Ele diz outra coisa: que deve-se construir uma vida como se cria uma obra de arte. E mais: deve-se viver cada momento como se esse momento fosse ecoar e se repetir pra sempre, infinitas vezes, pelos séculos dos séculos, forever and ever...

Respirando um pouco pra se livrar do peso angustiante dessa ideia, o Eterno Retorno, a coisa soa bonita: somos atores e produtores do nosso próprio filme – se quisermos ganhar o Oscar, bora prestar atenção a tudo que fazemos ou dizemos, pois isso fica registrado no Tempo, e sabe-se lá quem ou o que vai assistir nossa obra prima um dia...

Se a vida é uma obra de arte, todos no fim das contas somos artistas – criadores livres para projetarmos nossa narrativa de vida, nosso plano existencial, e, tarefa mais exigente ainda, executá-lo bem, aliás, mais que bem, já que, até que se prove o contrário, só temos uma chance de encenar a peça perfeita.

Essa liberdade extrema para viver uma vida não é lá um pensamento muito fácil ou agradável pra muita gente. Na verdade, não faz diferença – pensando um pouquinho mais, mesmo quem diz “viver é uma questão de fé”, está admitindo que vive a própria vida a partir de um projeto pré-criado, adotado individual e deliberadamente por N razões: educação religiosa, reflexões lógicas, preguiça intelectual...

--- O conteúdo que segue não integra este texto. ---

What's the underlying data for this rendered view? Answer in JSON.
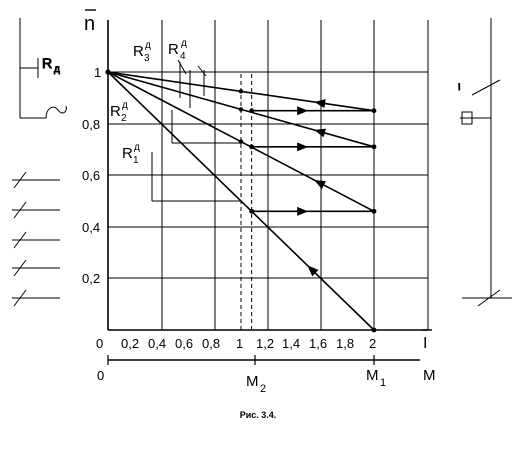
{
  "figure": {
    "caption": "Рис. 3.4."
  },
  "axes": {
    "y_label": "n",
    "x_label": "I",
    "torque_label": "M",
    "y_ticks": [
      "0,2",
      "0,4",
      "0,6",
      "0,8",
      "1"
    ],
    "x_ticks": [
      "0,2",
      "0,4",
      "0,6",
      "0,8",
      "1",
      "1,2",
      "1,4",
      "1,6",
      "1,8",
      "2"
    ],
    "x_origin": "0",
    "torque_origin": "0",
    "m1": "M",
    "m1_sub": "1",
    "m2": "M",
    "m2_sub": "2"
  },
  "resistors": [
    {
      "name": "R",
      "sub": "1",
      "sup": "д"
    },
    {
      "name": "R",
      "sub": "2",
      "sup": "д"
    },
    {
      "name": "R",
      "sub": "3",
      "sup": "д"
    },
    {
      "name": "R",
      "sub": "4",
      "sup": "д"
    }
  ],
  "circuit": {
    "resistor_label": "R",
    "resistor_label_sub": "д",
    "switch_label": "I"
  },
  "chart_data": {
    "type": "line",
    "xlim": [
      0,
      2.4
    ],
    "ylim": [
      0,
      1.0
    ],
    "origin": [
      0,
      1
    ],
    "lines": [
      {
        "resistor": "R1",
        "end": [
          2,
          0
        ]
      },
      {
        "resistor": "R2",
        "end": [
          2,
          0.46
        ]
      },
      {
        "resistor": "R3",
        "end": [
          2,
          0.71
        ]
      },
      {
        "resistor": "R4",
        "end": [
          2,
          0.85
        ]
      }
    ],
    "transitions": [
      {
        "y": 0.46,
        "from_x": 2,
        "to_x": 1.08
      },
      {
        "y": 0.71,
        "from_x": 2,
        "to_x": 1.08
      },
      {
        "y": 0.85,
        "from_x": 2,
        "to_x": 1.08
      }
    ],
    "switching_lines_x": [
      1.0,
      1.08
    ]
  }
}
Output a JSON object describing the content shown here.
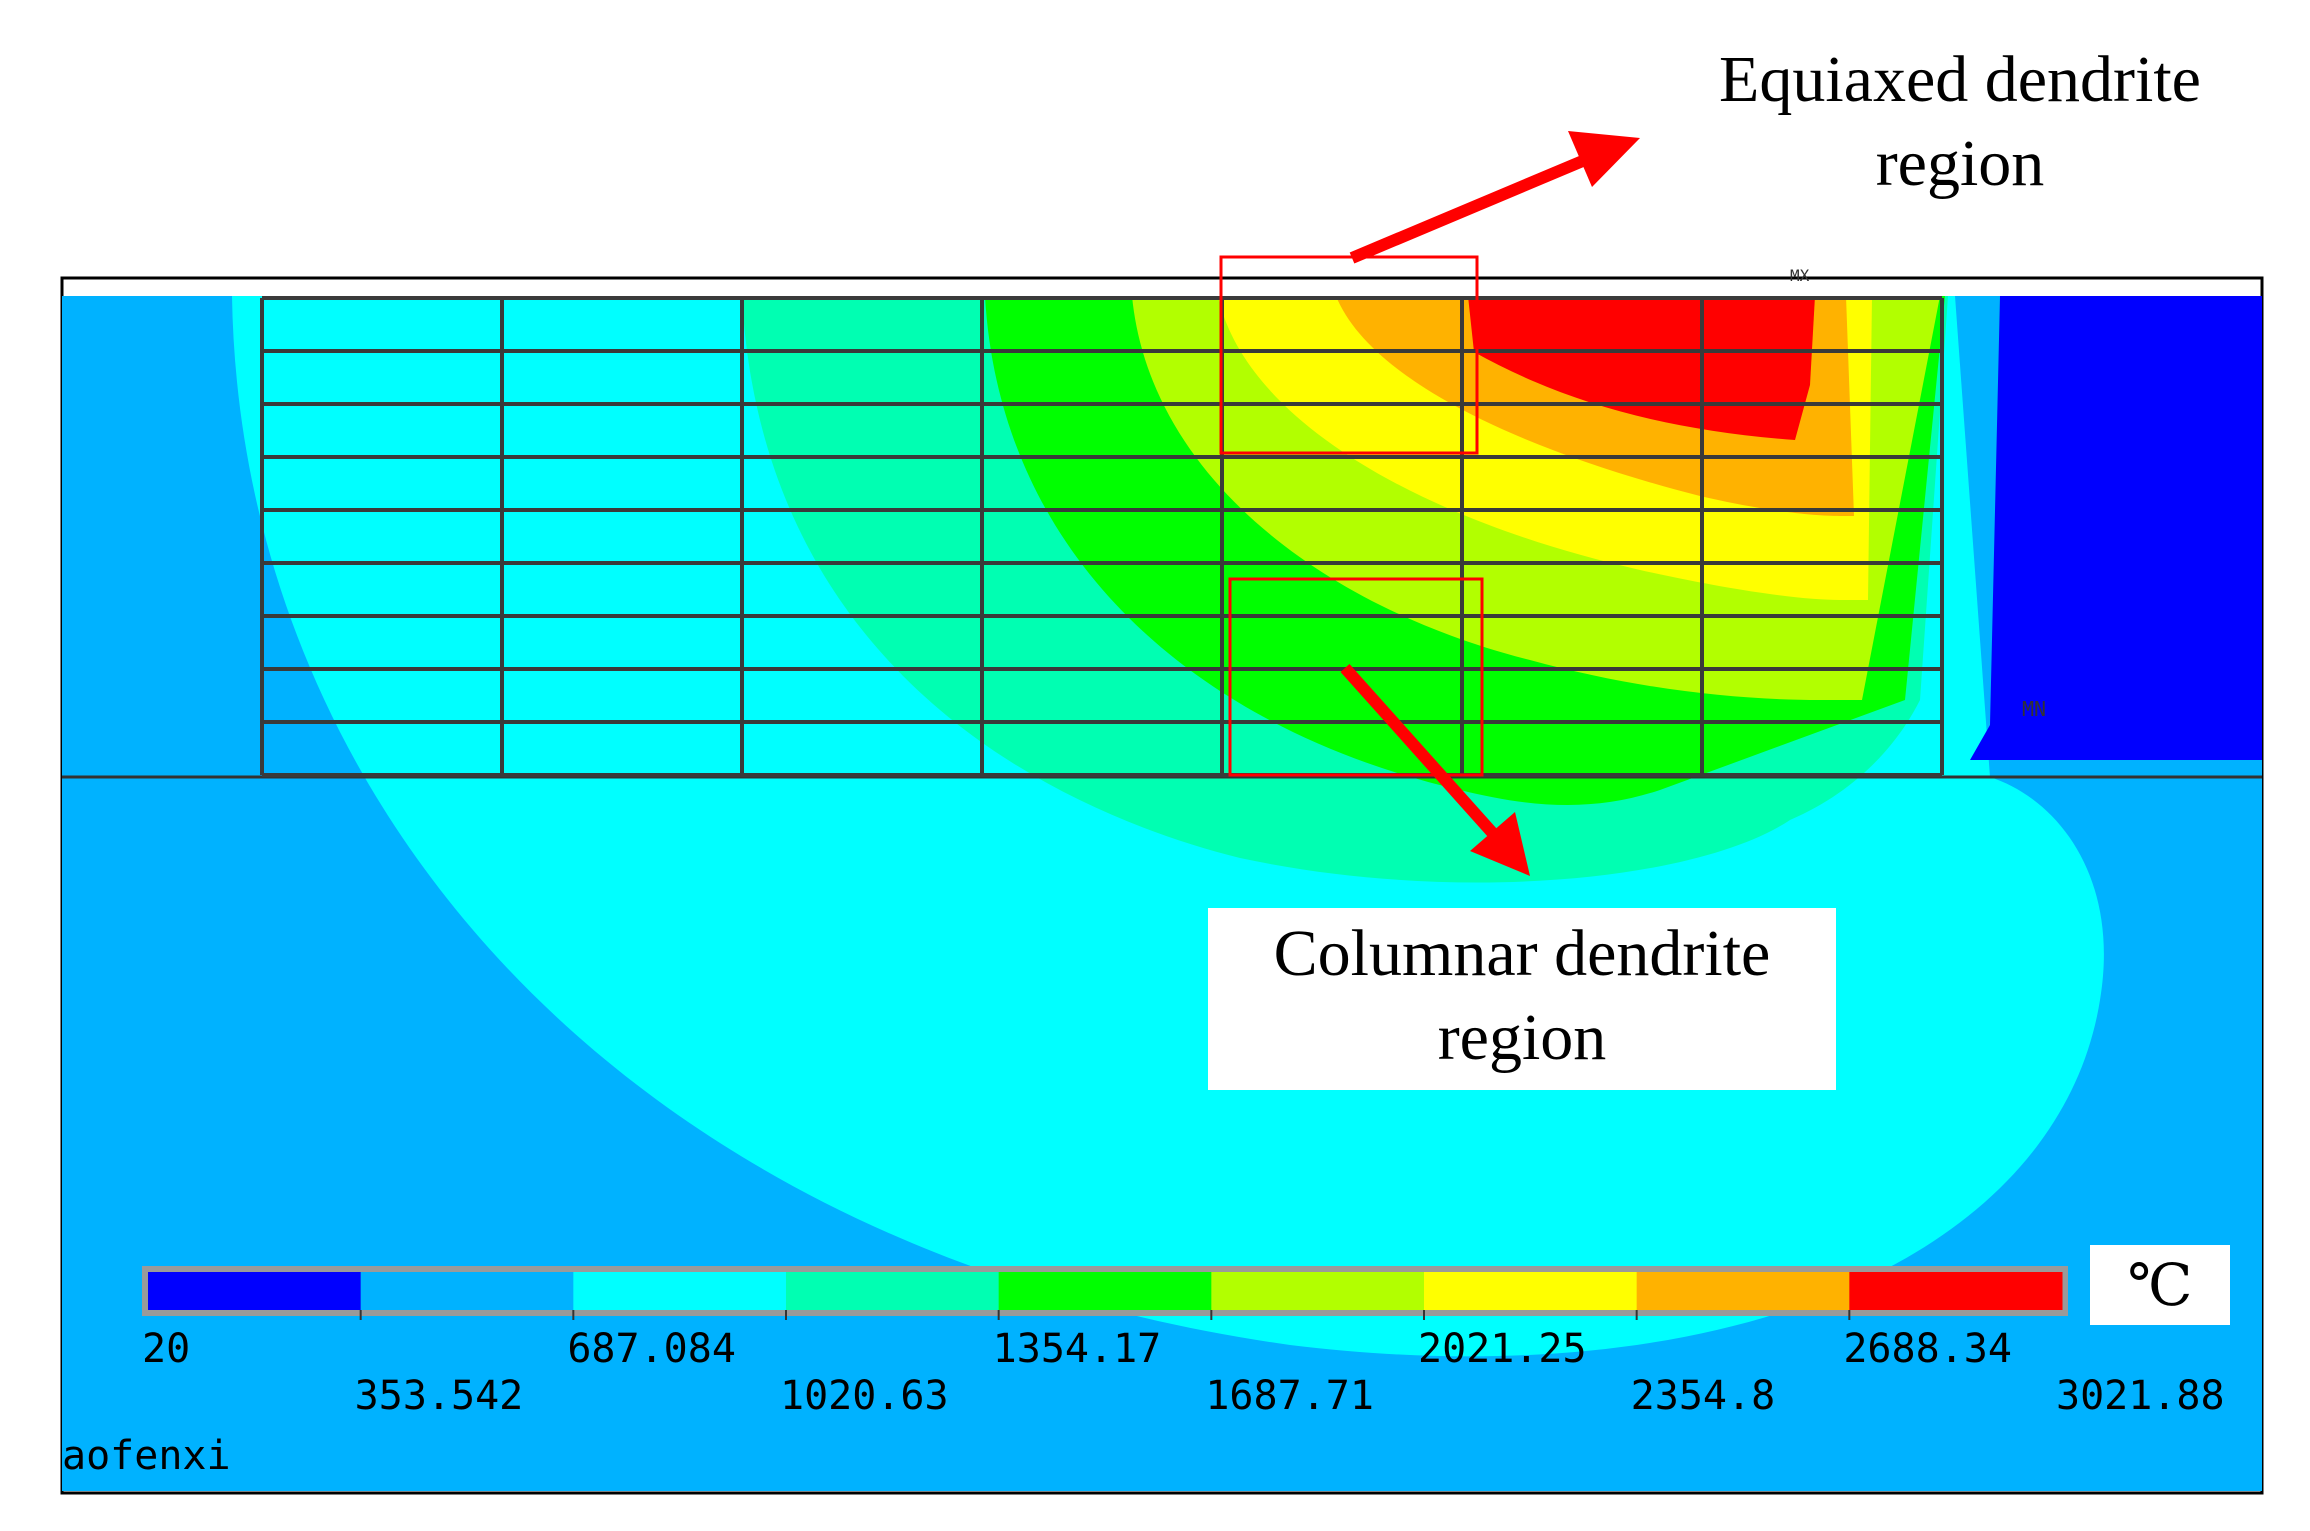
{
  "chart_data": {
    "type": "heatmap",
    "title": "",
    "unit": "℃",
    "colorbar": {
      "ticks": [
        20,
        353.542,
        687.084,
        1020.63,
        1354.17,
        1687.71,
        2021.25,
        2354.8,
        2688.34,
        3021.88
      ],
      "tick_labels": [
        "20",
        "353.542",
        "687.084",
        "1020.63",
        "1354.17",
        "1687.71",
        "2021.25",
        "2354.8",
        "2688.34",
        "3021.88"
      ],
      "colors": [
        "#0000ff",
        "#00b2ff",
        "#00ffff",
        "#00ffb2",
        "#00ff00",
        "#b2ff00",
        "#ffff00",
        "#ffb200",
        "#ff0000"
      ]
    },
    "annotations": [
      {
        "id": "equiaxed",
        "lines": [
          "Equiaxed dendrite",
          "region"
        ]
      },
      {
        "id": "columnar",
        "lines": [
          "Columnar dendrite",
          "region"
        ]
      }
    ],
    "watermark": "aofenxi"
  }
}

O teor de responsabilidade individual das ideias de Nietzsche realmente pode ser um peso. Mas ao mesmo tempo, pode ser um alento: é como se o filósofo alemão dissesse: taí a vida, uma folha em branco; escreva, desenhe, faça o djabo a quatro, mas tome posse da sua vida, não importa o que você faça com ela, ela é e será sua obra de arte...

Pessoalmente, acho interessantíssima a ideia de escrever ou pintar sua existência – aí vem uma possível crítica apontando contradições: “mas não somos apenas resultado de interações cegas do ambiente e do corpo, blá blá blá” – yes, isso é o que aponta a ciência atual (e sem caras feias, essa ciência é a mesma que mantém muita gente com doenças crônicas vivas, e nos mantém escravizados com whatsapp e facebook no seu smartphone ou computador... então, um mínimo de respeito aí).

Mas o que Nietzsche diz é: uma vida fundada na ciência também é uma narrativa, um projeto artístico, um esboço de obra existencial. Fica a seu critério adotá-la ou não – porém, é só tomar cuidado com projetos mirabolantes em que você acredite que pode voar ou prescindir de remédios em momentos em que seu corpo (sim, essa coisa que você É, e não que você TEM) precise para continuar a funcionar...

Whatever. Comecei pelos abismos e acabei voltando À superfície em forma de onda no mar... E aí vem mais um pensamento semi-místico à la Jung: não é incrível pensar que aquela água abissal escura, um dia, por meio de correntes lentas e milenares, percorra um caminho globalmente longo, se aqueça, alcance o sol e enfim a superfície e venha circular em forma de onda até bater na praia, na pedra na praia, num rosto ao sol, numa água arrancada à areia... pra virar espuma? Não é incrível?


Ou é simplesmente falta do que fazer numa sexta à noite?